Mortgage rates drop again
Could the 30-year rate fall below 4%? Experts consider the possibility.
This post comes from Marilyn Lewis of MSN Money.
Mortgage interest rates dropped yet again this week.
- Freddie Mac, the quasi-government mortgage company, reported that 30-year fixed-rate mortgages are averaging 4.32% (with an average cost of 0.7 point), down from 4.36% last week -- and from 5.08% this time last year.
- Fifteen-year fixed-rate mortgages dropped to 3.83% (with 0.6 point), down from 3.86% last week and 4.54% last year.
Freddie Mac started tracking the 30-year fixed-rate in 1971 and the 15-year rate in 1991, and the prices this summer have broken every record.
Here's the new question: Could the 30-year fixed mortgage conceivably drop below 4%? It would be something to tell your grandchildren about. The possibility has previously seemed out of the question. But now economists and mortgage experts are discussing it. Post continues after video.
30-year rates below 4%?
The Pittsburgh Tribune-Review asked economists whether they thought we'll see 30-year fixed rates fall into the 3% region:
"I'm not forecasting rates below 4% on 30-year fixed-rate mortgages, but the potential is there," said Robert Dye, senior economist at PNC Financial Services Group in Pittsburgh.
Michael Fratantoni, vice president of research and economics for the Mortgage Bankers Association, told the paper that he, too, thought that lower rates were possible.
Fratantoni said that, with falling rates linked to the poor economy, it's possible the trend could persist for a while.
"It is unclear how low rates may go in this pretty rotten environment," Fratantoni said.
Lawrence Yun, chief economist at the National Association of Realtors, is skeptical that rates will drop a whole lot lower. From the article:
"I was surprised rates have dropped this low, but I expect by next year at this time, they will go higher," said Yun. "Yes, there is a possibility the rates could drop to 4% or lower, but I don't believe that will happen because our economy is recovering and, depending on job creation, that will create upward pressure on rates."
Each week Bankrate.com surveys experts in the mortgage and banking fields to ask whether they think rates are headed up or down. This week, 52% of the experts say rates will stay the same, 24% think they'll go up and 24% predict they'll drop further.
Jeffrey Steed, president of Schmidt Mortgage Co. and immediate past president of the Ohio Mortgage Bankers Association, told WEWS NewsNet5 in Bay Village, Ohio, that although he doesn't expect rates to fall much further, they'll probably stay this low through the end of the year. "An increase in rates would slow down the economy, and there are no signs that's needed," Steed said.

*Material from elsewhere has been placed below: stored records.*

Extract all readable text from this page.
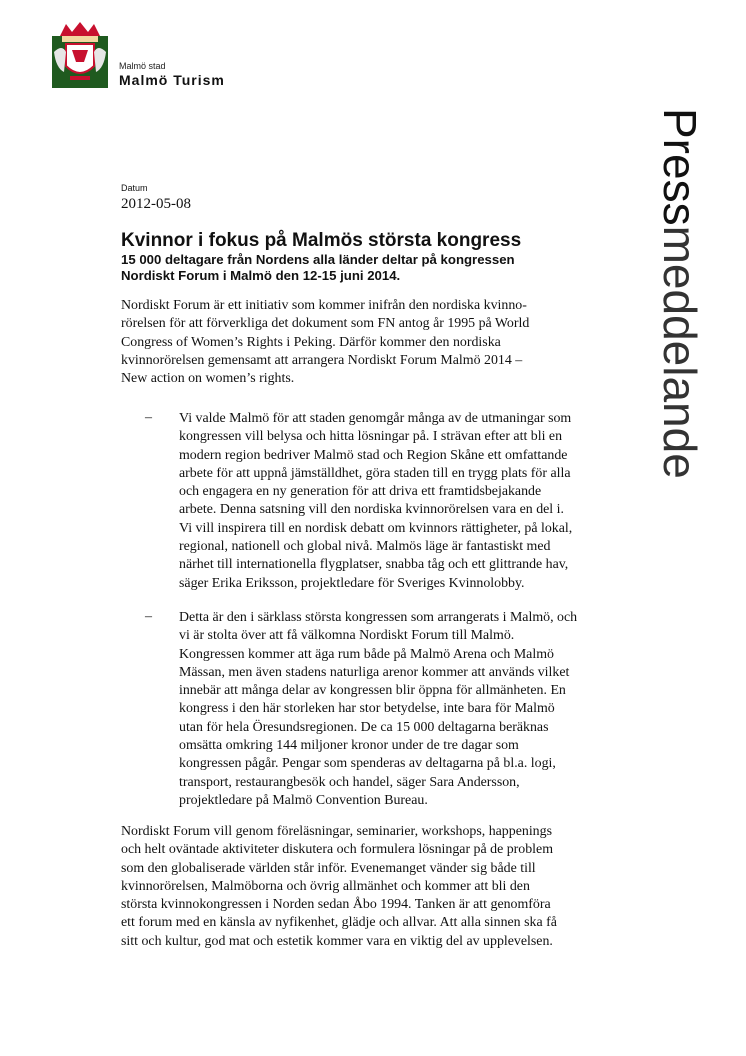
Malmö stad
Malmö Turism
Pressmeddelande
Datum
2012-05-08
Kvinnor i fokus på Malmös största kongress
15 000 deltagare från Nordens alla länder deltar på kongressen
Nordiskt Forum i Malmö den 12-15 juni 2014.
Nordiskt Forum är ett initiativ som kommer inifrån den nordiska kvinno-
rörelsen för att förverkliga det dokument som FN antog år 1995 på World
Congress of Women’s Rights i Peking. Därför kommer den nordiska
kvinnorörelsen gemensamt att arrangera Nordiskt Forum Malmö 2014 –
New action on women’s rights.
–	Vi valde Malmö för att staden genomgår många av de utmaningar som
kongressen vill belysa och hitta lösningar på. I strävan efter att bli en
modern region bedriver Malmö stad och Region Skåne ett omfattande
arbete för att uppnå jämställdhet, göra staden till en trygg plats för alla
och engagera en ny generation för att driva ett framtidsbejakande
arbete. Denna satsning vill den nordiska kvinnorörelsen vara en del i.
Vi vill inspirera till en nordisk debatt om kvinnors rättigheter, på lokal,
regional, nationell och global nivå. Malmös läge är fantastiskt med
närhet till internationella flygplatser, snabba tåg och ett glittrande hav,
säger Erika Eriksson, projektledare för Sveriges Kvinnolobby.
–	Detta är den i särklass största kongressen som arrangerats i Malmö, och
vi är stolta över att få välkomna Nordiskt Forum till Malmö.
Kongressen kommer att äga rum både på Malmö Arena och Malmö
Mässan, men även stadens naturliga arenor kommer att används vilket
innebär att många delar av kongressen blir öppna för allmänheten. En
kongress i den här storleken har stor betydelse, inte bara för Malmö
utan för hela Öresundsregionen. De ca 15 000 deltagarna beräknas
omsätta omkring 144 miljoner kronor under de tre dagar som
kongressen pågår. Pengar som spenderas av deltagarna på bl.a. logi,
transport, restaurangbesök och handel, säger Sara Andersson,
projektledare på Malmö Convention Bureau.
Nordiskt Forum vill genom föreläsningar, seminarier, workshops, happenings
och helt oväntade aktiviteter diskutera och formulera lösningar på de problem
som den globaliserade världen står inför. Evenemanget vänder sig både till
kvinnorörelsen, Malmöborna och övrig allmänhet och kommer att bli den
största kvinnokongressen i Norden sedan Åbo 1994. Tanken är att genomföra
ett forum med en känsla av nyfikenhet, glädje och allvar. Att alla sinnen ska få
sitt och kultur, god mat och estetik kommer vara en viktig del av upplevelsen.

What's not changed is that, despite historically low rates, few people are buying homes or refinancing mortgages. The reason for that, Steed says, is hoops and hurdles: The rules have grown stricter and the fees higher. The article said:
It's not appraisals that are making refinancing difficult. It's the paperwork. New regulations have doubled loan files, and the price of refinancing is up. Expect to pay between $4,000 to $6,000 unless you have an FHA or VA loan.

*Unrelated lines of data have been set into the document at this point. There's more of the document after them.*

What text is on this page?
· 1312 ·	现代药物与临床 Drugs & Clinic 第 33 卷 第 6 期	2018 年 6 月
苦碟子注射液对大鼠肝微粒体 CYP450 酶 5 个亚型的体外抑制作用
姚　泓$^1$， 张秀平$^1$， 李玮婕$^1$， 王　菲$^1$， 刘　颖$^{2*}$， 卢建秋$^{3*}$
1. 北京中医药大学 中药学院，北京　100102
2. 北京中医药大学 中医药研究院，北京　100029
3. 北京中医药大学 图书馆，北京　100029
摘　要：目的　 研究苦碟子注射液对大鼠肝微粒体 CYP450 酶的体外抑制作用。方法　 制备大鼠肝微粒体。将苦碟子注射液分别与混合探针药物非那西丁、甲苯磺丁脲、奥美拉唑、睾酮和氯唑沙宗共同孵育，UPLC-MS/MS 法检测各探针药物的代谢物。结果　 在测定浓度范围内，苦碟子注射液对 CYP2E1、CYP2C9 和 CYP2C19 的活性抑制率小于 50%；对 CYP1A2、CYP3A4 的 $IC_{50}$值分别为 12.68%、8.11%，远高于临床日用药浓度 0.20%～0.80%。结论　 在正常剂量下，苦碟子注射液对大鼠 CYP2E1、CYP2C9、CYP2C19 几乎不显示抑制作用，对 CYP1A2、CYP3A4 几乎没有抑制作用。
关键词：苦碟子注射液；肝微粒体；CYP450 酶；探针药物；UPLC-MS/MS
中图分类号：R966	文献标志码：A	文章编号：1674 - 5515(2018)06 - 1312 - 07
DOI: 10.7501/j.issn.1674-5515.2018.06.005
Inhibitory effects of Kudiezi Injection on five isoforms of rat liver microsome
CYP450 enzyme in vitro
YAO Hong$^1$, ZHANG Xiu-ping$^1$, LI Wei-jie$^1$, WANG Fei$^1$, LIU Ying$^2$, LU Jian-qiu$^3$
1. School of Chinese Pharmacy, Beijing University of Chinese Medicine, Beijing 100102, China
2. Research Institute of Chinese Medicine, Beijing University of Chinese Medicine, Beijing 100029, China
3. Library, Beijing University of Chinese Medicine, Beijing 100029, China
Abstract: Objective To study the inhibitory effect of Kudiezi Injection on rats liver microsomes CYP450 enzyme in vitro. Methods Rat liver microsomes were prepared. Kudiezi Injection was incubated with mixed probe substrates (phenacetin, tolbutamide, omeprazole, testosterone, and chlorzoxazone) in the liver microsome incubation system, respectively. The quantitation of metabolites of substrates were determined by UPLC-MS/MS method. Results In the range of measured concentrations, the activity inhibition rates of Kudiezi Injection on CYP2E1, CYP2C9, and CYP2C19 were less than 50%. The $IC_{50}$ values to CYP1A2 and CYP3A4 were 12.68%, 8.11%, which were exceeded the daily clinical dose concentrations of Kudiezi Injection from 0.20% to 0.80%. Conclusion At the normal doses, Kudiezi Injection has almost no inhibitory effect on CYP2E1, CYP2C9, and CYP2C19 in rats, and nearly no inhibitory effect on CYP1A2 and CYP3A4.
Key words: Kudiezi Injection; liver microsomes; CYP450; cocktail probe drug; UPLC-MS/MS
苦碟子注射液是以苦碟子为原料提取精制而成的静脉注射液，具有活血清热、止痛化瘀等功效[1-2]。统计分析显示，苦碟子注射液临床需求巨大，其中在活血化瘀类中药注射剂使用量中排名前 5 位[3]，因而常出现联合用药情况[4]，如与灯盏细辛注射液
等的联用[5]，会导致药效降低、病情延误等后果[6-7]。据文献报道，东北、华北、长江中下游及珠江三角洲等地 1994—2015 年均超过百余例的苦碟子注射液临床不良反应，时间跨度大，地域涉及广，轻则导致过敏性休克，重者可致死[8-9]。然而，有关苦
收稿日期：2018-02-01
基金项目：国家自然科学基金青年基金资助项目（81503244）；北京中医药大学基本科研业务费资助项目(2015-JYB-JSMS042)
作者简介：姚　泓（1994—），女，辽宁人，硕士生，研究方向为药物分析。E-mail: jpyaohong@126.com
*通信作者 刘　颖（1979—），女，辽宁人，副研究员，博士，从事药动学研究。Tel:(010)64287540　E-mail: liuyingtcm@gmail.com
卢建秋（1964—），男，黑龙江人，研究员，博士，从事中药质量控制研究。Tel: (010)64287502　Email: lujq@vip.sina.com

Predictions about interest rates are entertaining, but it's worth remembering that they're not worth the paper they're printed on -- make that megapixels these days. Case in point: In early April of this year, Nelson Schwartz, European economics correspondent for The New York Times, predicted that "interest rates have nowhere to go but up." So much for prognosticating experts.
The downside of low rates
Low rates are a cause for celebration among mortgage buyers, but for other reasons -- big picture and small -- they're not a uniformly good thing.

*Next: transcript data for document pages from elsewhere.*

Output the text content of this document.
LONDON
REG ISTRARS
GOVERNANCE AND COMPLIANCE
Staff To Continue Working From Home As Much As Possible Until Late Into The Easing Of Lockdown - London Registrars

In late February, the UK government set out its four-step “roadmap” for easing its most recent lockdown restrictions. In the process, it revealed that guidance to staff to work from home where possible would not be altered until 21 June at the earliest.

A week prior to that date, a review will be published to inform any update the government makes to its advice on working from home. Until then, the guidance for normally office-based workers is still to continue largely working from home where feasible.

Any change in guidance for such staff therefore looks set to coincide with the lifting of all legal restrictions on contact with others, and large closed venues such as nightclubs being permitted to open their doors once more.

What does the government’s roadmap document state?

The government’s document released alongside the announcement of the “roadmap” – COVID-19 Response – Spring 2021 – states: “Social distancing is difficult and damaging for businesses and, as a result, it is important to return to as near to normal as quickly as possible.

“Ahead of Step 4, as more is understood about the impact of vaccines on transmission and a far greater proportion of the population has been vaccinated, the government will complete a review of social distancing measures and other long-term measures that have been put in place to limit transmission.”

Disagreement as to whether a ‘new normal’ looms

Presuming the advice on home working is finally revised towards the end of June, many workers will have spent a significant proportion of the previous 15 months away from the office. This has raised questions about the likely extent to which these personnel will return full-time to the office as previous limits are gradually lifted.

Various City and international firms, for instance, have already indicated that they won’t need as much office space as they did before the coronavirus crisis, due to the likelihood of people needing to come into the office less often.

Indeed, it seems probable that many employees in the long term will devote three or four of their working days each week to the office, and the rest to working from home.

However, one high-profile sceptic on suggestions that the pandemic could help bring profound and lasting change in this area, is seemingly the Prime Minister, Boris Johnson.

… has been saying for quite some time that the Fed steered us into the ditch and that it's shameful that the same group that got us here is still in the driver's seat. Perpetual overspending and record low interest rates have not only failed to solve our problems, but are the major causes of them.
At the individual level, low rates cause financial havoc for the growing numbers of people entering retirement. Balance Junkie says:
Continued low yields hurt savers, retirees, and pension plans who do not want to invest in riskier assets. In order to maintain an annual investment income of $40 000, you would need to have $2 million invested at a 2% rate of return. If yields were at 5%, you would only need to have $800,000 saved to achieve the same income level.
One thing's for sure: With the itsy-bitsy, incremental changes these days -- remember, the 30-year rate dropped only 0.04 of a percentage point this week, to 4.32% -- it's going to be a very long time before rates fall beneath 4%, if they ever do.